For prepaid smart metering, a grant of Rs 900 or 15 per cent of the cost per consumer meter, whichever is lower, has been worked out for the entire project for all states other than special category states. For the latter (including Sikkim, Himachal Pradesh, Uttarakhand and the UTs of Jammu & Kashmir, Ladakh, Andaman & Nicobar Islands, and Lakshadweep), the corresponding grant would be Rs 1,350 or 22.5 per cent of the cost per consumer, whichever is lower. Further, states/UTs would be incentivised for the deployment of prepaid smart meters by December, 2023. The incentive would be 7.5 per cent of the cost per consumer meter worked out for the whole project or Rs 450 per consumer meter, whichever is lower, for all states (other than special category states) for prepaid smart meters installed within the targeted timeline of the first phase mission, that is, by December, 2023.

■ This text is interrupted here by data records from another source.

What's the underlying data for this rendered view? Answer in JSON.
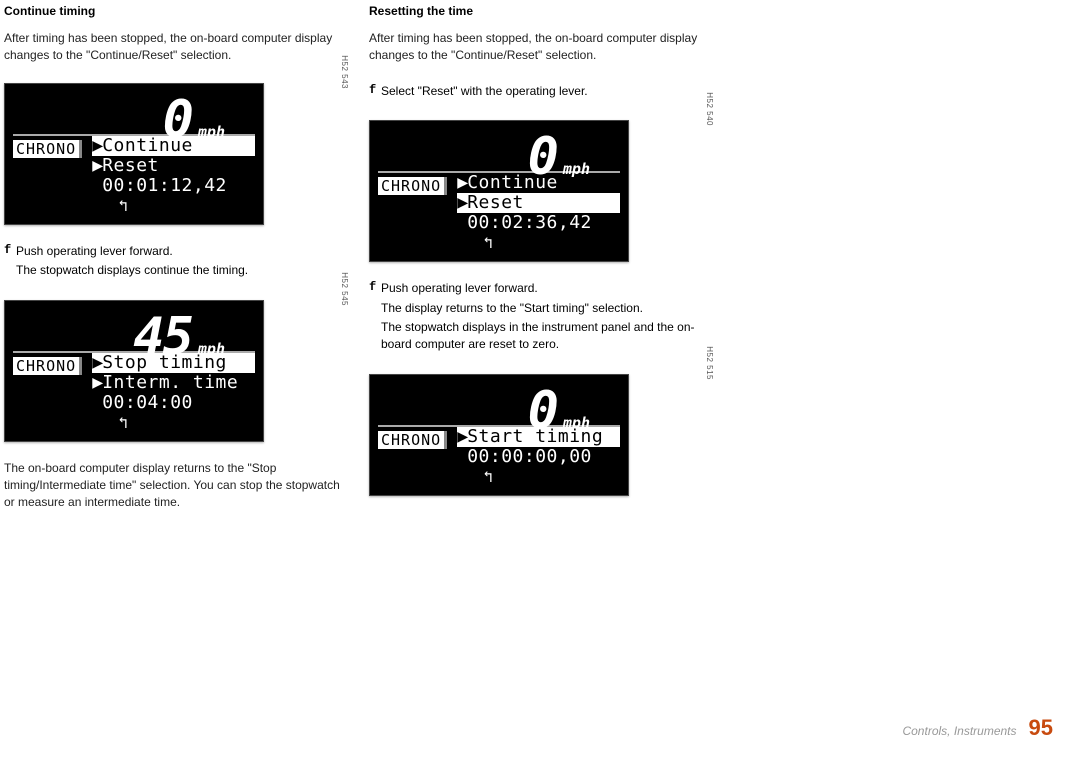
{
  "col1": {
    "heading": "Continue timing",
    "para1": "After timing has been stopped, the on-board computer display changes to the \"Continue/Reset\" selection.",
    "screen1": {
      "speed": "0",
      "unit": "mph",
      "label": "CHRONO",
      "row1": "Continue",
      "row2": "Reset",
      "time": "00:01:12,42",
      "code": "H52 543"
    },
    "step1_mark": "f",
    "step1_line1": "Push operating lever forward.",
    "step1_line2": "The stopwatch displays continue the timing.",
    "screen2": {
      "speed": "45",
      "unit": "mph",
      "label": "CHRONO",
      "row1": "Stop timing",
      "row2": "Interm. time",
      "time": "00:04:00",
      "code": "H52 545"
    },
    "para2": "The on-board computer display returns to the \"Stop timing/Intermediate time\" selection. You can stop the stopwatch or measure an intermediate time."
  },
  "col2": {
    "heading": "Resetting the time",
    "para1": "After timing has been stopped, the on-board computer display changes to the \"Continue/Reset\" selection.",
    "step1_mark": "f",
    "step1_line1": "Select \"Reset\" with the operating lever.",
    "screen1": {
      "speed": "0",
      "unit": "mph",
      "label": "CHRONO",
      "row1": "Continue",
      "row2": "Reset",
      "time": "00:02:36,42",
      "code": "H52 540"
    },
    "step2_mark": "f",
    "step2_line1": "Push operating lever forward.",
    "step2_line2": "The display returns to the \"Start timing\" selection.",
    "step2_line3": "The stopwatch displays in the instrument panel and the on-board computer are reset to zero.",
    "screen2": {
      "speed": "0",
      "unit": "mph",
      "label": "CHRONO",
      "row1": "Start timing",
      "time": "00:00:00,00",
      "code": "H52 515"
    }
  },
  "footer": {
    "text": "Controls, Instruments",
    "page": "95"
  },
  "glyphs": {
    "tri": "▶",
    "back": "↰"
  }
}
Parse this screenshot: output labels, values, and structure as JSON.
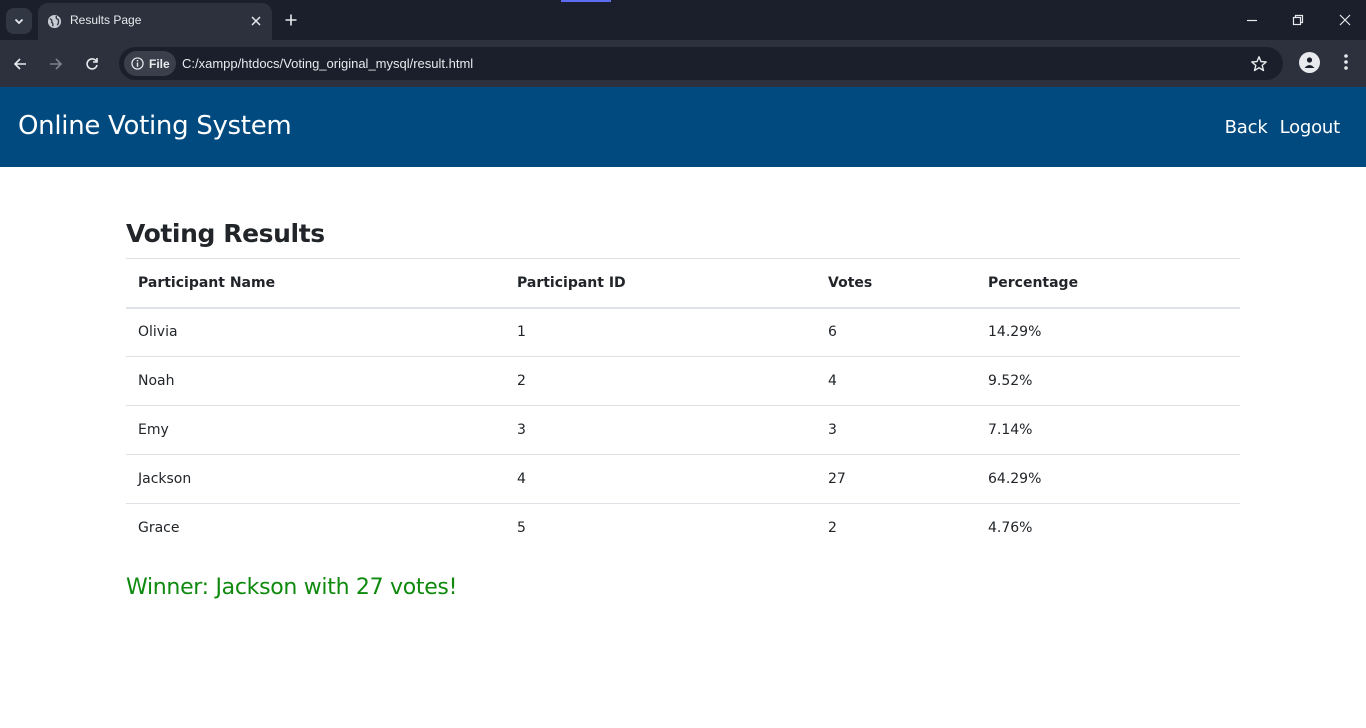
{
  "browser": {
    "tab_title": "Results Page",
    "site_chip_label": "File",
    "url": "C:/xampp/htdocs/Voting_original_mysql/result.html"
  },
  "header": {
    "site_title": "Online Voting System",
    "nav": {
      "back": "Back",
      "logout": "Logout"
    }
  },
  "results": {
    "heading": "Voting Results",
    "columns": {
      "name": "Participant Name",
      "id": "Participant ID",
      "votes": "Votes",
      "percentage": "Percentage"
    },
    "rows": [
      {
        "name": "Olivia",
        "id": "1",
        "votes": "6",
        "percentage": "14.29%"
      },
      {
        "name": "Noah",
        "id": "2",
        "votes": "4",
        "percentage": "9.52%"
      },
      {
        "name": "Emy",
        "id": "3",
        "votes": "3",
        "percentage": "7.14%"
      },
      {
        "name": "Jackson",
        "id": "4",
        "votes": "27",
        "percentage": "64.29%"
      },
      {
        "name": "Grace",
        "id": "5",
        "votes": "2",
        "percentage": "4.76%"
      }
    ],
    "winner_text": "Winner: Jackson with 27 votes!"
  },
  "colors": {
    "header_bg": "#004a7f",
    "winner_text": "#0f8a0f"
  }
}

Challenges and the way forward
Smart meters have the ability to improve discoms’ financial and operational efficiency, while also enhancing customer satisfaction. Furthermore, these are necessary for implementing demand-side management and providing time-of-day metering, as well as assisting in the managing of peak load and intermittent renewable energy sources. However, one of the biggest challenges with smart meter adoption is that all associated operations, from meter reading to billing and payment, must be automated. These procedures are now run on various platforms by utilities, making it difficult to integrate them all together on a single common platform. With the correct technologies, these challenges can be overcome. Other obstacles in the smart meter roll-out include cybersecurity, component shortages owing to the Covid impact on meter supply, etc. Interoperability, legacy billing system integration and personnel training are challenges that need to be addressed in the near future. The enhanced focus on prepaid smart metering under the RDSS is expected to push discoms to turn over a new leaf and work towards smart metering on a mission mode.